The Flute Maker
Now for a little about the flutes I make. When John Webb and I started out together in 1983 our first decision was to do something different. We asked ourselves some fundamental questions about flute design, partly with a view to getting back to the sound and character of the best 19th century French instruments, and partly to see whether it would be worth exploring some modern materials, particularly for keywork and pads. We had an urge to go in the opposite direction from the increasingly heavy and complicated Germanic/American style towards a simple (i.e. uncluttered with 'extras'), lightweight design which would offer maximum colour and responsiveness, with adequate power for the largest orchestra.
One of our major uncertainties at that time was the question of seamed tubes. It appeared that the best of the older flutes so much favoured by leading London players did have seams, but was it the presence of the seam that imparted that special quality to those flutes or something far more subtle that couldn't be seen or measured?
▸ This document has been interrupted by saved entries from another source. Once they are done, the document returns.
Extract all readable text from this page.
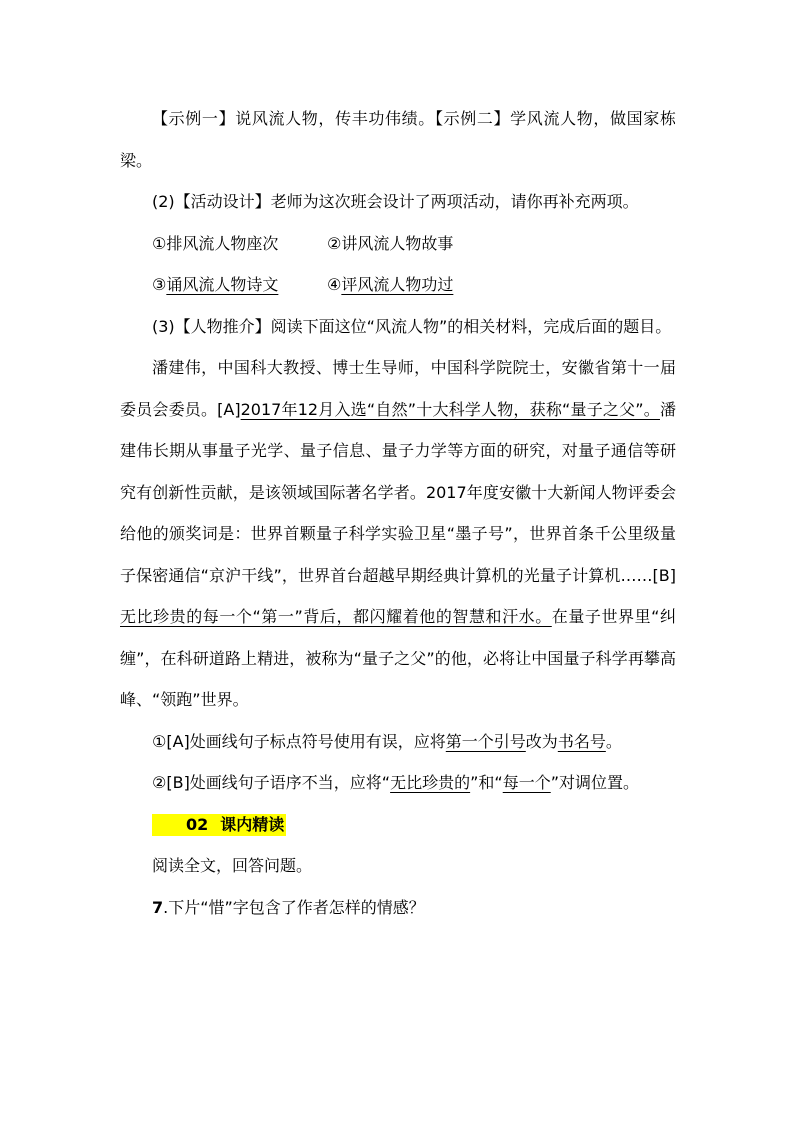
【示例一】说风流人物，传丰功伟绩。【示例二】学风流人物，做国家栋梁。

(2)【活动设计】老师为这次班会设计了两项活动，请你再补充两项。

①排风流人物座次	②讲风流人物故事
③诵风流人物诗文	④评风流人物功过

(3)【人物推介】阅读下面这位“风流人物”的相关材料，完成后面的题目。

潘建伟，中国科大教授、博士生导师，中国科学院院士，安徽省第十一届委员会委员。[A]2017年12月入选“自然”十大科学人物，获称“量子之父”。潘建伟长期从事量子光学、量子信息、量子力学等方面的研究，对量子通信等研究有创新性贡献，是该领域国际著名学者。2017年度安徽十大新闻人物评委会给他的颁奖词是：世界首颗量子科学实验卫星“墨子号”，世界首条千公里级量子保密通信“京沪干线”，世界首台超越早期经典计算机的光量子计算机……[B]无比珍贵的每一个“第一”背后，都闪耀着他的智慧和汗水。在量子世界里“纠缠”，在科研道路上精进，被称为“量子之父”的他，必将让中国量子科学再攀高峰、“领跑”世界。

①[A]处画线句子标点符号使用有误，应将第一个引号改为书名号。

②[B]处画线句子语序不当，应将“无比珍贵的”和“每一个”对调位置。

02 课内精读

阅读全文，回答问题。

7.下片“惜”字包含了作者怎样的情感？
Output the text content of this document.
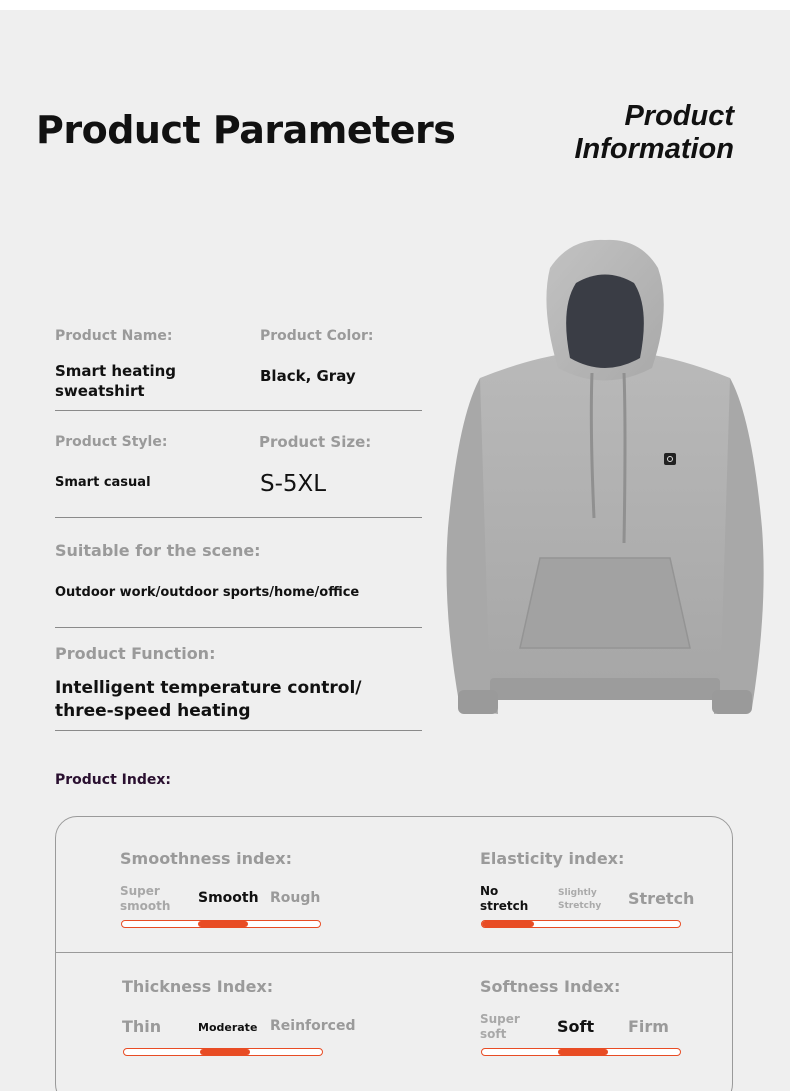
Product Parameters	Product
Information
Product Name:
Smart heating
sweatshirt
Product Color:
Black, Gray
Product Style:
Smart casual
Product Size:
S-5XL
Suitable for the scene:
Outdoor work/outdoor sports/home/office
Product Function:
Intelligent temperature control/
three-speed heating
Product Index:
Smoothness index:
Super smooth	Smooth Rough
Elasticity index:
No stretch
Slightly Stretchy	Stretch
Thickness Index:
Thin	Moderate Reinforced
Softness Index:
Super soft	Soft Firm
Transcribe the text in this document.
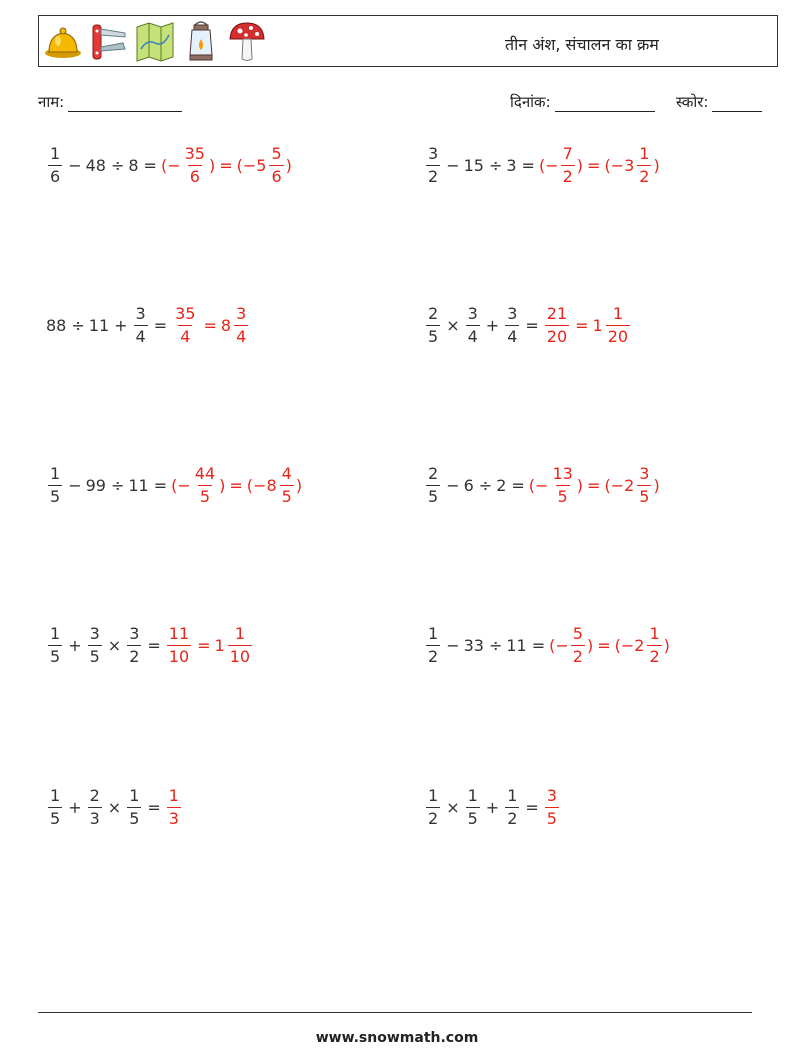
तीन अंश, संचालन का क्रम
नाम:	दिनांक:	स्कोर:
$\frac{1}{6} - 48 \div 8$ = ( − $\frac{35}{6}$ ) = ( − $5 \frac{5}{6}$ )	$\frac{3}{2} - 15 \div 3$ = ( − $\frac{7}{2}$ ) = ( − $3 \frac{1}{2}$ )
$88 \div 11 + \frac{3}{4} = \frac{35}{4} = 8 \frac{3}{4}$	$\frac{2}{5} \times \frac{3}{4} + \frac{3}{4} = \frac{21}{20} = 1 \frac{1}{20}$
$\frac{1}{5} - 99 \div 11$ = ( − $\frac{44}{5}$ ) = ( − $8 \frac{4}{5}$ )	$\frac{2}{5} - 6 \div 2$ = ( − $\frac{13}{5}$ ) = ( − $2 \frac{3}{5}$ )
$\frac{1}{5} + \frac{3}{5} \times \frac{3}{2} = \frac{11}{10} = 1 \frac{1}{10}$	$\frac{1}{2} - 33 \div 11$ = ( − $\frac{5}{2}$ ) = ( − $2 \frac{1}{2}$ )
$\frac{1}{5} + \frac{2}{3} \times \frac{1}{5} = \frac{1}{3}$	$\frac{1}{2} \times \frac{1}{5} + \frac{1}{2} = \frac{3}{5}$
www.snowmath.com
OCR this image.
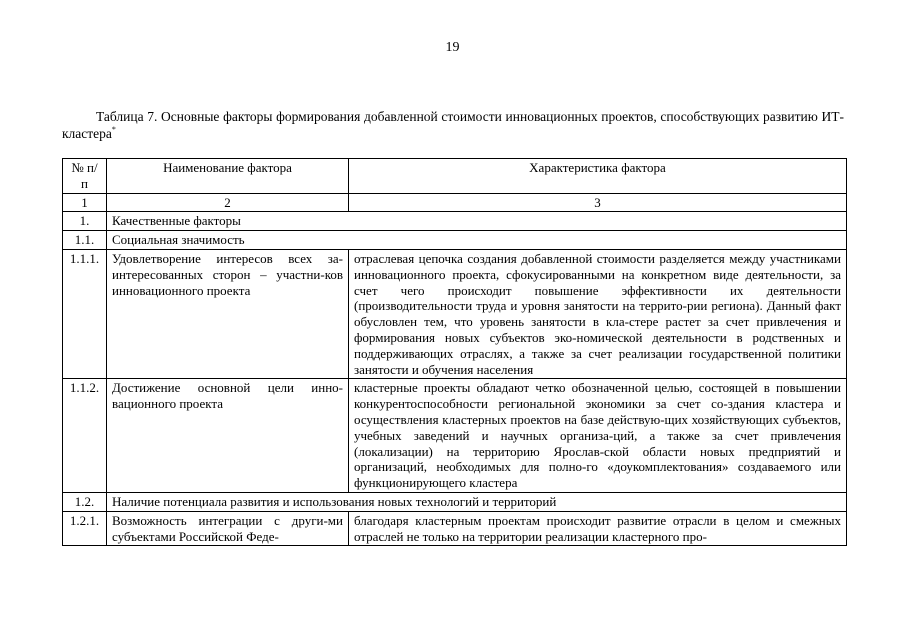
19
Таблица 7. Основные факторы формирования добавленной стоимости инновационных проектов, способствующих развитию ИТ-кластера*
№ п/п	Наименование фактора	Характеристика фактора
1	2	3
1.	Качественные факторы	
1.1.	Социальная значимость	
1.1.1.	Удовлетворение интересов всех за-интересованных сторон – участни-ков инновационного проекта	отраслевая цепочка создания добавленной стоимости разделяется между участниками инновационного проекта, сфокусированными на конкретном виде деятельности, за счет чего происходит повышение эффективности их деятельности (производительности труда и уровня занятости на террито-рии региона). Данный факт обусловлен тем, что уровень занятости в кла-стере растет за счет привлечения и формирования новых субъектов эко-номической деятельности в родственных и поддерживающих отраслях, а также за счет реализации государственной политики занятости и обучения населения
1.1.2.	Достижение основной цели инно-вационного проекта	кластерные проекты обладают четко обозначенной целью, состоящей в повышении конкурентоспособности региональной экономики за счет со-здания кластера и осуществления кластерных проектов на базе действую-щих хозяйствующих субъектов, учебных заведений и научных организа-ций, а также за счет привлечения (локализации) на территорию Ярослав-ской области новых предприятий и организаций, необходимых для полно-го «доукомплектования» создаваемого или функционирующего кластера
1.2.	Наличие потенциала развития и использования новых технологий и территорий	
1.2.1.	Возможность интеграции с други-ми субъектами Российской Феде-	благодаря кластерным проектам происходит развитие отрасли в целом и смежных отраслей не только на территории реализации кластерного про-
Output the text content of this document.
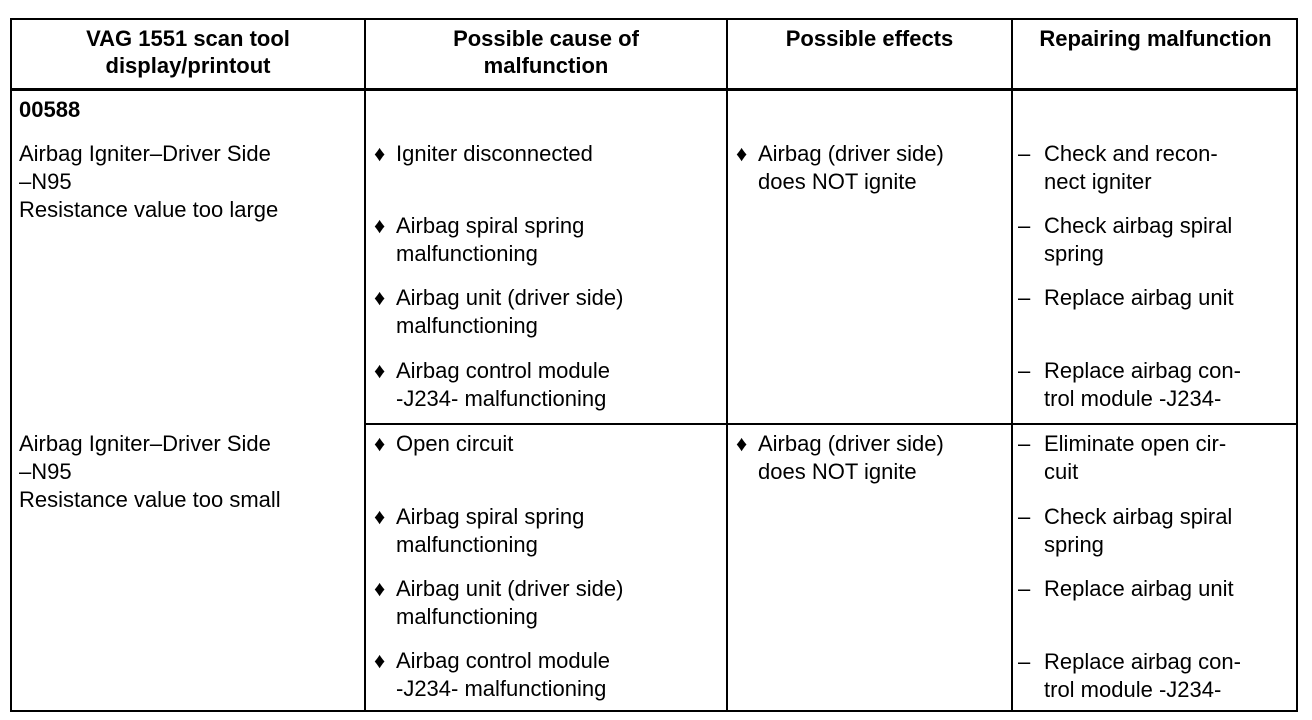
VAG 1551 scan tool
display/printout
Possible cause of
malfunction
Possible effects	Repairing malfunction
00588
Airbag Igniter–Driver Side
–N95
Resistance value too large
♦ Igniter disconnected
♦ Airbag spiral spring
malfunctioning
♦ Airbag unit (driver side)
malfunctioning
♦ Airbag control module
-J234- malfunctioning
♦ Airbag (driver side)
does NOT ignite
– Check and recon-
nect igniter
– Check airbag spiral
spring
– Replace airbag unit
– Replace airbag con-
trol module -J234-
Airbag Igniter–Driver Side
–N95
Resistance value too small
♦ Open circuit
♦ Airbag spiral spring
malfunctioning
♦ Airbag unit (driver side)
malfunctioning
♦ Airbag control module
-J234- malfunctioning
♦ Airbag (driver side)
does NOT ignite
– Eliminate open cir-
cuit
– Check airbag spiral
spring
– Replace airbag unit
– Replace airbag con-
trol module -J234-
Nobody could tell us so we decided to stick to seams for the time being just in case. A seamed tube requires a lot of work to get it round, straight, of uniform bore and wall thickness. We found quite a variation in character among those first thirty instruments, which was possibly explained by the inevitable slight irregularities in the tubes, so the temptation to try some commercially produced seamless stuff became irresistible. I took over the whole operation at around this time and never bothered with seamed tubes again; after the production of nearly a hundred more flutes it is my firm belief that the seam per se is at best irrelevant and at worst a dampener on tube vibration and a structural weakness. Commercial tube still needs a lot of hand work done on it to get it just right. Finished wall thickness is usually 13 1/2 Gauge (0.0135") which is considered quite thin by today's standards.